Clarifying earlier reports on Zap-Map and other news outlets, a National Grid spokesperson stated that these plans looked at how to enable electric vehicle take-up to continue accelerating by removing range anxiety even from EV sceptics.
The plans include solutions such as installing 50 ultra-rapid units at each charging station, which would create a huge and extremely important high-speed charging network.
The option of charging at 350kW would make each site future-proof from the off. There are currently no EVs on the market that can charge at even half that power, and even with the expected increase in battery capacities over the next 5-10 years, upgrades to EV charging capabilities will still see the units take a short amount of time to recharge.

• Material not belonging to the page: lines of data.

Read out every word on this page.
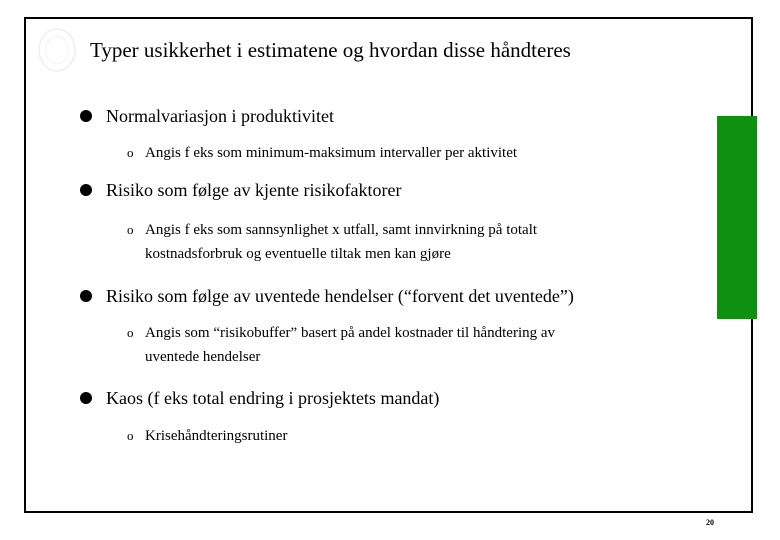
Typer usikkerhet i estimatene og hvordan disse håndteres
Normalvariasjon i produktivitet
o Angis f eks som minimum-maksimum intervaller per aktivitet
Risiko som følge av kjente risikofaktorer
o Angis f eks som sannsynlighet x utfall, samt innvirkning på totalt
kostnadsforbruk og eventuelle tiltak men kan gjøre
Risiko som følge av uventede hendelser (“forvent det uventede”)
o Angis som “risikobuffer” basert på andel kostnader til håndtering av
uventede hendelser
Kaos (f eks total endring i prosjektets mandat)
o Krisehåndteringsrutiner
20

Since the report comes from the National Grid, the charging stations proposed would be linked directly to the UK’s high-voltage grid. This would remove the need to create local grids with enough capacity to supply multiple ultra-high speed chargers.
The National Grid currently has no plans to build or operate any charging stations as a public EV charging network.
A National Grid spokesperson said: “If you overlay the motorway network over the transmission network, there is a synergy. The electricity transmission network runs close to motorway network and likely to be most efficient connection at many sites.
“In terms of how you space rapid chargers; 50 miles was used in the autonomous vehicles bill. When we mapped England and Wales with the grid, 90% of people using network would be within 50 miles of a rapid charger.
“We think the rollout of the charging points should be structured and co-ordinated. Rather than connecting one customer at a time and having a piecemeal approach, provide the infrastructure in a co-ordinated way. Our solution is about future proofing; not just for cars but for light goods vehicles and trucks in the future.”